This case involved a failed claim in contract or unjust enrichment by C against D1, with a consequential award of costs in D1’s favour. Issues arose as to both the basis of the costs award and the level of interest recoverable. Having found that costs would be awarded on the standard basis, Coulson J went on to consider an argument advanced by D1 that it was entitled to an order for recovery of any additional sums to be assessed ‘to reflect any currency loss caused by the decline in the exchange rate between the Pound and the Euro since any payments [of costs] were made’.
This claim was made on the basis of the recent decision in Elkamet Kunststofftechnik GmbH v Saint-Gobain Glass France SA  EWHC 3421 (Pat) – considered in a separate blog post here. In that case, Arnold J had found that there was a ‘powerful analogy’ between an award of interest on costs and an award of exchange rate losses on costs. He had awarded the claimant an additional sum – some £20,000 – representing its exchange rate loss in converting euros into pounds in order to pay its solicitors’ bills.
Coulson J refused to apply that approach.
First, he noted that the issue that had arisen in front of Arnold J was part of a summary assessment of costs. By contrast, Coulson J had neither particular figures to consider nor any evidence of how those figures had arisen. He was reluctant to make an open-ended order for future assessment in respect of D’s alleged loss.
Second, he commented that ‘I am also uncomfortable with the idea that an award of costs should be treated as an order for compensation, as if it were a claim for damages.
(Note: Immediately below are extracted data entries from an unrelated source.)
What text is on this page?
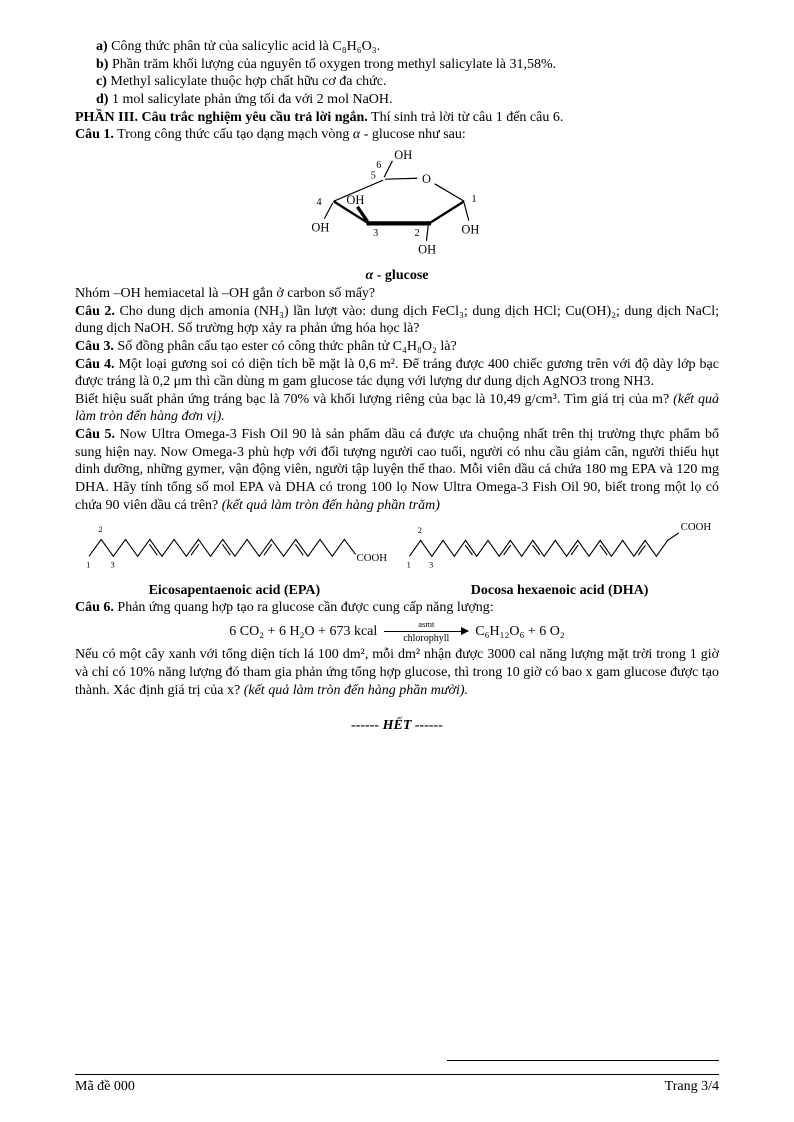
a) Công thức phân tử của salicylic acid là C₈H₆O₃.

b) Phần trăm khối lượng của nguyên tố oxygen trong methyl salicylate là 31,58%.

c) Methyl salicylate thuộc hợp chất hữu cơ đa chức.

d) 1 mol salicylate phản ứng tối đa với 2 mol NaOH.

PHẦN III. Câu trắc nghiệm yêu cầu trả lời ngắn. Thí sinh trả lời từ câu 1 đến câu 6.

Câu 1. Trong công thức cấu tạo dạng mạch vòng α - glucose như sau:

OH
6
5	O
1
OH
4
OH	3	2	OH
OH
α - glucose

Nhóm –OH hemiacetal là –OH gắn ở carbon số mấy?

Câu 2. Cho dung dịch amonia (NH₃) lần lượt vào: dung dịch FeCl₃; dung dịch HCl; Cu(OH)₂; dung dịch NaCl; dung dịch NaOH. Số trường hợp xảy ra phản ứng hóa học là?

Câu 3. Số đồng phân cấu tạo ester có công thức phân tử C₄H₈O₂ là?

Câu 4. Một loại gương soi có diện tích bề mặt là 0,6 m². Để tráng được 400 chiếc gương trên với độ dày lớp bạc được tráng là 0,2 μm thì cần dùng m gam glucose tác dụng với lượng dư dung dịch AgNO3 trong NH3.

Biết hiệu suất phản ứng tráng bạc là 70% và khối lượng riêng của bạc là 10,49 g/cm³. Tìm giá trị của m? (kết quả làm tròn đến hàng đơn vị).

Câu 5. Now Ultra Omega-3 Fish Oil 90 là sản phẩm dầu cá được ưa chuộng nhất trên thị trường thực phẩm bổ sung hiện nay. Now Omega-3 phù hợp với đối tượng người cao tuổi, người có nhu cầu giảm cân, người thiếu hụt dinh dưỡng, những gymer, vận động viên, người tập luyện thể thao. Mỗi viên dầu cá chứa 180 mg EPA và 120 mg DHA. Hãy tính tổng số mol EPA và DHA có trong 100 lọ Now Ultra Omega-3 Fish Oil 90, biết trong một lọ có chứa 90 viên dầu cá trên? (kết quả làm tròn đến hàng phần trăm)

2
1 3
COOH
Eicosapentaenoic acid (EPA)
2
1 3
COOH
Docosa hexaenoic acid (DHA)

Câu 6. Phản ứng quang hợp tạo ra glucose cần được cung cấp năng lượng:

6 CO₂ + 6 H₂O + 673 kcal
asmt
chlorophyll C₆H₁₂O₆ + 6 O₂

Nếu có một cây xanh với tổng diện tích lá 100 dm², mỗi dm² nhận được 3000 cal năng lượng mặt trời trong 1 giờ và chỉ có 10% năng lượng đó tham gia phản ứng tổng hợp glucose, thì trong 10 giờ có bao x gam glucose được tạo thành. Xác định giá trị của x? (kết quả làm tròn đến hàng phần mười).

------ HẾT ------
Mã đề 000	Trang 3/4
I consider that there are inherent differences between the two regimes, and that orders for costs have never been regarded as compensating the payee for the actual costs that he has paid out. On the contrary, unless the payee has an order in his favour for indemnity costs, he will never recover the actual costs that he has incurred.’
And third, ‘I do not myself see the close analogy between ordering interest on costs, which is commonplace, and ordering exchange rate losses due to the particular time that the costs were paid, which is not. The paying party can work out in advance the additional risk created by the potential liability to pay interest on costs, but any potential liability to pay currency fluctuations is uncertain and wholly outside his control. Furthermore, it might be argued that the generous rate of interest on costs at 4% over base is designed to provide at least some protection to the payee against such events.’
We believe that Coulson J was correct in refusing to follow Arnold J. We do not believe that there is a powerful analogy to be drawn between an award of interest on costs and an award of exchange rate losses on costs . It seems to us that there are additional reasons beyond those given by Coulson J not to draw any such analogy. An award of interest on costs is specifically provided for within a proscriptive list contained within CPR r. 44.2(6) – but that list omits any mention of exchange rates or the recoverability of additional loss due to fluctuations in the same. Furthermore, while Coulson J was uncomfortable with the idea that an award of costs should be treated as an order for compensation, does it not go wider than that? Can any additional loss suffered on a payment of costs or damages due to fluctuations in exchange rates properly be described as either costs or damages? We think not. There may also be issues of proportionality or policy in cases where the party seeking their costs has made a choice to sue in England rather than some other jurisdiction – arguably they should be expected to take the rough in respect of that decision with the smooth. Why should a party who has not sought an order for payment of damages or costs in a foreign currency be entitled to be compensated for subsequent currency fluctuations? Finally, Coulson J’s conclusion that the alternative approach could undermine a party’s ability effectively to protect its position on costs seems correct given the inherent uncertainty of currency fluctuations.
It should be noted that Coulson J did make some attempt to distinguish this case from the ‘rather different circumstances’ of Elkamet – it may therefore be that in an appropriate case the argument will be raised again. Such arguments are novel and have sprung up in the post-Brexit age of large currency fluctuations. We anticipate that further attempts at recovery will be made, but not that they will succeed.